I was reminded by the woot podcast song today that today is July 1st and that means that June is over. But somehow it is still raining in Boston! It has literally been raining for the entire month of June, and somehow I, and everyone else thought that July 1 would be like the second coming of the sun and our collective depression over a summer wasted would be relived. I can’t find an updated article, but just last week it was reported that the so far June 2009 was the least second least sunny June recorded in Boston since 1885. Only 32% of the daily possible sunshine actually reached the ground for the month. The lowest record was in 1903 with 25% and the highest was in 1971 with 77%. Average is apparently 55%. All of that and more can be found in the fancy chart on the story.

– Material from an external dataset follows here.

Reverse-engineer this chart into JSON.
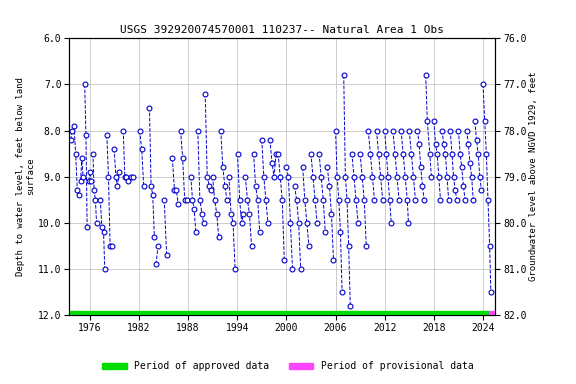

It seems like bad form to complain about the weather, especially to dedicate an entire post to it, but this is seriously a 100 year lack of sun event! Anyways now that it’s July and its not sunny I feel totally justified. That said, I just picked up some cheap Red Sox tickets for Friday from someone who apparently decided they didn’t want to bother going it if was expected to rain, which it is. Although, these days 30% chance of thunderstorms is starting to mean the sunniest day of the week.

This just in: Also from the Boston Globe, How to Build an Ark in five steps.

Updated stats:from the Boston Metro on the lack of sunshine. Who said that rag wasn’t good for anything. Also from the Metro, how it is making us feel. I certainly think that “reading and writing about the bad weather” should be added to their list of things people are doing after this much rain that don’t help a darn bit. At least the Globe ended their bit with a rainbow, even if it is a painted rainbow hanging in Cooperstown.